PITTSBURGH, Pennsylvania — To Marianne Novy, President Donald Trump isn’t wanted “unless he really changes his ways.” For David Dvir, politics should take a pause for grief: “It’s our president, and we need to welcome him.”
Trump is once again called upon to step into the all-too-frequent role of national consoler after the worst instance of anti-Semitic violence in American history.
He faces an uneasy welcome on Tuesday in the anguished community of Squirrel Hill, home to the Tree of Life synagogue where 11 people were gunned down during Sabbath services. The president’s visit to the Pittsburgh neighborhood, where Novy and Dvir live, comes as he struggles to balance appeals for national unity with partisan campaign rhetoric just a week before contentious midterm elections.
Trump said late Monday he was looking forward to the visit.

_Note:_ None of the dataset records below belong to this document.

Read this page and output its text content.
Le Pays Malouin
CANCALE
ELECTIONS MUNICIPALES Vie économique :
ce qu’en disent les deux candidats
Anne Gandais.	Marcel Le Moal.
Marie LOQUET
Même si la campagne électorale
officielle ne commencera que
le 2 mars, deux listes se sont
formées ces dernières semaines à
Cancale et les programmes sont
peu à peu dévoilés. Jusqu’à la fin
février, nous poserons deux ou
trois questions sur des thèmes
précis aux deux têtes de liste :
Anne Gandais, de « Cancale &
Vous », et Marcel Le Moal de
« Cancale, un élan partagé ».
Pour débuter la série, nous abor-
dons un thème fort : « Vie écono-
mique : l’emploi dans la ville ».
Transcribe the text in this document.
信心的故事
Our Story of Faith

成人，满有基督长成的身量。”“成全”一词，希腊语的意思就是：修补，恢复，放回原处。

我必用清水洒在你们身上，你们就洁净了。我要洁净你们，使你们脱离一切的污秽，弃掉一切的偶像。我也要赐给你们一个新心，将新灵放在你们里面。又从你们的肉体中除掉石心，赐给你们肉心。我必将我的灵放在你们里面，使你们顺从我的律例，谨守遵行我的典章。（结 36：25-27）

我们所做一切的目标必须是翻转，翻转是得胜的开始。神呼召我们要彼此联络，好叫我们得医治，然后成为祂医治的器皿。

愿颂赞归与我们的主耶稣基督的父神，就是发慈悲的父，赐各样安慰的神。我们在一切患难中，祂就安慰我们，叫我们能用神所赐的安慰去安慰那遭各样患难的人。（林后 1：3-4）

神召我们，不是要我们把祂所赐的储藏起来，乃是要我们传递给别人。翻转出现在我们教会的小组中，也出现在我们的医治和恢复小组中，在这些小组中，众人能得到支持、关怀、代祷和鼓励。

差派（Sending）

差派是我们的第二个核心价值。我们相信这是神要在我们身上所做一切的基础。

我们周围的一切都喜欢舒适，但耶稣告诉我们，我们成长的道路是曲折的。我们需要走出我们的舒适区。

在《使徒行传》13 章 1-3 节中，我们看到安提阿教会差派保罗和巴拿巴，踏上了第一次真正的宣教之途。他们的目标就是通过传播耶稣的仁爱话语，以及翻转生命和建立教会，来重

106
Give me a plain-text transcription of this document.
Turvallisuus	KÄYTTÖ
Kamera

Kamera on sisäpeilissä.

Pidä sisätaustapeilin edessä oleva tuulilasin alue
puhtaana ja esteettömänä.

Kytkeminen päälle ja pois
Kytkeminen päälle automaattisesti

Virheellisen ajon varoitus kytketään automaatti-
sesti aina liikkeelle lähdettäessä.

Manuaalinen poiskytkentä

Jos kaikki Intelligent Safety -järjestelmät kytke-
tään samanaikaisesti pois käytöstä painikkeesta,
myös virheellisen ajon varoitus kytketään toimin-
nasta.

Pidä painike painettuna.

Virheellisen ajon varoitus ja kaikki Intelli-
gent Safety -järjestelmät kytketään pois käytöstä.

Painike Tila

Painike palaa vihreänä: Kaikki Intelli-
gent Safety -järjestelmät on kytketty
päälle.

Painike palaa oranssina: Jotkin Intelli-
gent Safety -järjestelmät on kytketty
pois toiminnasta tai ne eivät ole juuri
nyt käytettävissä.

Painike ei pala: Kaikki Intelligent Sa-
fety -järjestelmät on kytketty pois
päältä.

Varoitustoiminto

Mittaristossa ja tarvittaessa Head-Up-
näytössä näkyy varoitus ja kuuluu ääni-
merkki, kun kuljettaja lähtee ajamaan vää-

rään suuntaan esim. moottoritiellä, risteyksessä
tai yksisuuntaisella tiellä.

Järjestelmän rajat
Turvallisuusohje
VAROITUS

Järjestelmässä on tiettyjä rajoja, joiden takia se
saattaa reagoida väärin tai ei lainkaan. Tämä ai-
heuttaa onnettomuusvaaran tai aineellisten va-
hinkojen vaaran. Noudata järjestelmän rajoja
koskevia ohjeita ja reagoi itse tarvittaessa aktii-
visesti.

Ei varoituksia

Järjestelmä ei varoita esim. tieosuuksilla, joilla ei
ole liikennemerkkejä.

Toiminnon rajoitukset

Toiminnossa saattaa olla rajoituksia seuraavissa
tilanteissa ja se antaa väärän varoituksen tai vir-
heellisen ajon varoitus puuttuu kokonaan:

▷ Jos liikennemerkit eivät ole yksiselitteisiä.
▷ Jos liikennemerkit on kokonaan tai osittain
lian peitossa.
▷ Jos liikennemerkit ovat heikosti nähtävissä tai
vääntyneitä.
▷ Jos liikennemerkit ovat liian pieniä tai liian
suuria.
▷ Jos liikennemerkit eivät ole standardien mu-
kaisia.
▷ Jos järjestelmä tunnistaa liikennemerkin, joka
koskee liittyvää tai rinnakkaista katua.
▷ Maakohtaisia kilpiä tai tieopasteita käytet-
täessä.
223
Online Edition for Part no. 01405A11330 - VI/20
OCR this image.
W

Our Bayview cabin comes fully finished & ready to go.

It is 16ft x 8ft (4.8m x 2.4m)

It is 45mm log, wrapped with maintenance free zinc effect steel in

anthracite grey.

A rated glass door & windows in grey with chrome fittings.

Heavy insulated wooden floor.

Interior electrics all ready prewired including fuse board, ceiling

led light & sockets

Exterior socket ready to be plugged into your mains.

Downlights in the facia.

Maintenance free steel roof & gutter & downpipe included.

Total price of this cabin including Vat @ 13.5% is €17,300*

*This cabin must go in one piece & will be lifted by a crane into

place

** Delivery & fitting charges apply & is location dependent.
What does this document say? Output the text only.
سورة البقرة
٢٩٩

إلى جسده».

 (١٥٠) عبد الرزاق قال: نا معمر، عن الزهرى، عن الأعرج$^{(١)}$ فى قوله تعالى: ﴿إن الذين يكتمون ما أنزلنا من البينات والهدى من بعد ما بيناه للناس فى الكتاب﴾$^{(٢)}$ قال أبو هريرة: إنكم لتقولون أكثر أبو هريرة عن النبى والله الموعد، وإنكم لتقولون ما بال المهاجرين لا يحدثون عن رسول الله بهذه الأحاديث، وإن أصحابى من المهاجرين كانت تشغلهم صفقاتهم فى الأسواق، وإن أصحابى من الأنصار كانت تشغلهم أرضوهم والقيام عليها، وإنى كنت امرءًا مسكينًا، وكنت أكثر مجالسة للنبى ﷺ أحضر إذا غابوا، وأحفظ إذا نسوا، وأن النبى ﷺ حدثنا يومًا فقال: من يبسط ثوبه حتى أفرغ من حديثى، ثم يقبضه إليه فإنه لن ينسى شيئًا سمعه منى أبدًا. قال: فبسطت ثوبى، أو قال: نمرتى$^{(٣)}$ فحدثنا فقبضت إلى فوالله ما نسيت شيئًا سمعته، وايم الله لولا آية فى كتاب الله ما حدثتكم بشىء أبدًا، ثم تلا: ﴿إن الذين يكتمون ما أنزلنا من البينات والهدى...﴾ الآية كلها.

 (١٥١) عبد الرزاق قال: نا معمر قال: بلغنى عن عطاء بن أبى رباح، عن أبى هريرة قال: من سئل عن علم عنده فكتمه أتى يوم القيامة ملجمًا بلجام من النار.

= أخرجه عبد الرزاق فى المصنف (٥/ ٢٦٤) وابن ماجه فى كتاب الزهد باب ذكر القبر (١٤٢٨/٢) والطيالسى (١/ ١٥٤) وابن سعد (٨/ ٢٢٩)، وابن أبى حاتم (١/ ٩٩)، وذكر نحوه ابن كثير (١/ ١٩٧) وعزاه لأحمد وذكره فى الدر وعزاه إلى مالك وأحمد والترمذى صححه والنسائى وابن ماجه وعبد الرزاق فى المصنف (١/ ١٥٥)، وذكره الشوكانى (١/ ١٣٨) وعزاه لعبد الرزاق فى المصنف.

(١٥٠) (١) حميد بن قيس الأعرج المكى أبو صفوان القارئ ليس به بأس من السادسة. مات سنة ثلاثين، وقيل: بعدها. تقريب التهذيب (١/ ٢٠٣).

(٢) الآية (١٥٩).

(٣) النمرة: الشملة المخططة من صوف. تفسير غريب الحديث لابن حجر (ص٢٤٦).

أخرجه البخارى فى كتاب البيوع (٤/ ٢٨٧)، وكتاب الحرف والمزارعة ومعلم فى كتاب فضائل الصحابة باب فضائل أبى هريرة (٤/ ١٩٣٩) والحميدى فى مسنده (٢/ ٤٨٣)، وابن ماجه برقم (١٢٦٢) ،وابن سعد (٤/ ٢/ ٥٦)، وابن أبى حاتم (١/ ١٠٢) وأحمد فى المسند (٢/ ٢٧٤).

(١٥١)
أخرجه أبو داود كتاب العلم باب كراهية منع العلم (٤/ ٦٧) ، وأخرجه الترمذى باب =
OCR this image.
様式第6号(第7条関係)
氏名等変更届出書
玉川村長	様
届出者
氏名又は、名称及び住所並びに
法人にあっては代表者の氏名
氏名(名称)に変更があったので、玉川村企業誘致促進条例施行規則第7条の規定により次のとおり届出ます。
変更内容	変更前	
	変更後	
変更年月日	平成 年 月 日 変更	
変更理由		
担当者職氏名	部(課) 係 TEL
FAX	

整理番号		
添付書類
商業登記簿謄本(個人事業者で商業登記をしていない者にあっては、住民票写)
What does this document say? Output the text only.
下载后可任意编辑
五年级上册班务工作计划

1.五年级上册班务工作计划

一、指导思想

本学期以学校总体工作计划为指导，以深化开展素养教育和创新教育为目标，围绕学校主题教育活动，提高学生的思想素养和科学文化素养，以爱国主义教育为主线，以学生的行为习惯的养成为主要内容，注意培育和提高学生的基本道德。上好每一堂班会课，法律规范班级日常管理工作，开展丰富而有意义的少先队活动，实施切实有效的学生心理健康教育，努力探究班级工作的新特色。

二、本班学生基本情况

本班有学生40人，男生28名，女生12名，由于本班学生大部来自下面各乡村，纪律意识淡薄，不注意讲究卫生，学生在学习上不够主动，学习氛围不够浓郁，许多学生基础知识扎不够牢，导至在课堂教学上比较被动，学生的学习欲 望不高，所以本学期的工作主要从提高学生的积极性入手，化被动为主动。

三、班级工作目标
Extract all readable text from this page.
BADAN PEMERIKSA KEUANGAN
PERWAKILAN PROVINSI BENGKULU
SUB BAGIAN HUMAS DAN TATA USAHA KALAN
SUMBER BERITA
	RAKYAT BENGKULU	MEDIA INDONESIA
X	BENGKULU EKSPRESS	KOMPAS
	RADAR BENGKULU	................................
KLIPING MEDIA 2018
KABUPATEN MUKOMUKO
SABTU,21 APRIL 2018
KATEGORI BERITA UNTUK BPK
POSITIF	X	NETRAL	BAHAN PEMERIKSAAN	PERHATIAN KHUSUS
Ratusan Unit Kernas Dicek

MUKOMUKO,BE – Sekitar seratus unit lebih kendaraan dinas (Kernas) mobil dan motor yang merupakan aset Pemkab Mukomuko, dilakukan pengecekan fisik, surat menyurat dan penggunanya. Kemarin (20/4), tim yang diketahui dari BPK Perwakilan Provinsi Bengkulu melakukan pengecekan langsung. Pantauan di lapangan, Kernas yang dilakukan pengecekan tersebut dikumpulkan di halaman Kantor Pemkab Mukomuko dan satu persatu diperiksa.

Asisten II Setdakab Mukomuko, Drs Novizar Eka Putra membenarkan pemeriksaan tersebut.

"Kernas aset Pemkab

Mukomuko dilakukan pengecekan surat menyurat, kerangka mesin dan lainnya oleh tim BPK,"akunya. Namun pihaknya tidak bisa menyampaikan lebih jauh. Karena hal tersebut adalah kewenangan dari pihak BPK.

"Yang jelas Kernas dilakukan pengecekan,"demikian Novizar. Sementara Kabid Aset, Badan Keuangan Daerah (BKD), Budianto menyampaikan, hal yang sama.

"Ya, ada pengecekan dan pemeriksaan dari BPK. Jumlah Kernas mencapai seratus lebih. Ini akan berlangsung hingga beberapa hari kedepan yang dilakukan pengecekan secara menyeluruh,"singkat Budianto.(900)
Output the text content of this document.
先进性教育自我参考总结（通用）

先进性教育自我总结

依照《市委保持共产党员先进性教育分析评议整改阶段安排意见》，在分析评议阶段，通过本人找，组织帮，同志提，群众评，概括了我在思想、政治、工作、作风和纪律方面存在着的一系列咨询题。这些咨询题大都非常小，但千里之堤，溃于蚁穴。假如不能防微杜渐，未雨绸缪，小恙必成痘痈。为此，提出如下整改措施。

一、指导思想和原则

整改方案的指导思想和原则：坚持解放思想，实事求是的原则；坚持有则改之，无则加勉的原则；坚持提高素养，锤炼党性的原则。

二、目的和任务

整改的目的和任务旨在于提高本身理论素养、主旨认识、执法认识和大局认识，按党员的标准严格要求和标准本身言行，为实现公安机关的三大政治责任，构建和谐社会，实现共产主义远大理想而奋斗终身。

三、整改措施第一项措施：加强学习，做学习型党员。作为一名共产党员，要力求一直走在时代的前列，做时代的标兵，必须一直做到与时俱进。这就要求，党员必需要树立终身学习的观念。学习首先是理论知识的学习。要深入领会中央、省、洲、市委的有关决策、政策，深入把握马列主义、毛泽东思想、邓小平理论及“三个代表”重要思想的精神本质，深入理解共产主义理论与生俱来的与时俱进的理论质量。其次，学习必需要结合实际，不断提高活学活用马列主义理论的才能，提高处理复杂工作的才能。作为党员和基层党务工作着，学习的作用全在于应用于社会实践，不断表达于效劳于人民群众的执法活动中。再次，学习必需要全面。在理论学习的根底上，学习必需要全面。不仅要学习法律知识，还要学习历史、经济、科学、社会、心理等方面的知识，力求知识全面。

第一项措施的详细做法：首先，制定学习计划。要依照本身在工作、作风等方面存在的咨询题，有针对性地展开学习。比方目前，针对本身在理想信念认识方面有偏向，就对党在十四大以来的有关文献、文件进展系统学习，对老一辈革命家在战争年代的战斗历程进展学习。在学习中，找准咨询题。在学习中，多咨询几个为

“Well, I’m just going to pay my respects,” Trump told Fox News Channel’s Laura Ingraham. “I’m also going to the hospital to see the officers and some of the people that were so badly hurt.”
Trump is traveling to the historic hub of the city’s Jewish community as the first funerals are scheduled to be held for the victims, who range in age from 54 to 97. He is expected to meet with first responders and community leaders. The death toll includes a set of brothers, a husband and wife, professors, dentists and a physician. It was not immediately clear whether Trump, who will be joined by first lady Melania Trump, daughter Ivanka Trump and son-in-law Jared Kushner, would meet with any family members.
The White House said the purpose of Trump’s visit was to “express the support of the American people and to grieve with the Pittsburgh community.”